Andrew Sullivan (link) re-printed this grouped column chart showing the result of a Washington Post-ABC poll on how voters say they would react to Ron Paul running as an independent candidate in next year's U.S. presidential election.

As_ronpaul

One aspect of this chart bothers me... depending on one's familiarity with the election politics, the need to read carefully both the titles at the bottom of the chart, and the legend, and possibly also the title of the chart (or the knowledge that the Republican wears red and Democrat blue) in order to orient onself. You can experiment by blocking out one or two of these three items.
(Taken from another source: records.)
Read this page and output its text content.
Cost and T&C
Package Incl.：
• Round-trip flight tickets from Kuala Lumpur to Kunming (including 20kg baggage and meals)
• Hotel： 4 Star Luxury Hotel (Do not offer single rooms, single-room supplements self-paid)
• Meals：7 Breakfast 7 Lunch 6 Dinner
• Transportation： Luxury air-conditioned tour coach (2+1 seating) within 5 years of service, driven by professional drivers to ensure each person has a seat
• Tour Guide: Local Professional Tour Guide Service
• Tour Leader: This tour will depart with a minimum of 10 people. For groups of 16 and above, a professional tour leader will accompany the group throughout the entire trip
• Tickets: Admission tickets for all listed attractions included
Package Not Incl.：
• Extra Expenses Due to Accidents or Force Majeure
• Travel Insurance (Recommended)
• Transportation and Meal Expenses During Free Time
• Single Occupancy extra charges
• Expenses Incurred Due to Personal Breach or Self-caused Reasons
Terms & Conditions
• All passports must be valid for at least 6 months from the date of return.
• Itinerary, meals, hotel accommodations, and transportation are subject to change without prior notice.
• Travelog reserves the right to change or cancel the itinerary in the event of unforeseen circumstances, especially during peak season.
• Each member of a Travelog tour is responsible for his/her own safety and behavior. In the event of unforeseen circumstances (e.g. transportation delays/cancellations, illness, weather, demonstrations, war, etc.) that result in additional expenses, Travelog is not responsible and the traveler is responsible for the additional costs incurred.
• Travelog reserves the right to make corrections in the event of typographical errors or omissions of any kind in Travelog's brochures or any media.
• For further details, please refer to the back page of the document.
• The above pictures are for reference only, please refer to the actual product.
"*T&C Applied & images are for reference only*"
Here's the same chart with a small number of fixes. Printing the legend onto the bars themselves makes the data more readable. This change necessitates flipping the columns over to horizontal bars. There are pros and cons to using a stacked chart versus a grouped chart.

Redo_paul1

Neither of these charts answer the burning question in the reader's mind, which is likely to be from whom would Paul take his votes. The key message from above is that the insertion of Paul is projected to make the identity of the Republican candidate irrelevant. The following flow chart emphasizes the shift in votes as opposed to the vote totals.

Redo_paul2



It appears that the Others/Undecided voters who can still swing the election do not consider Ron Paul as a desirable alternative. Most of Ron Paul's supporters would come from voters who would have cast their votes for the Republican or Democratic candidate (by a ratio of 3 Republican votes to 1 Democratic vote if Romney is running, or 3 to 2 if Gingrich is running).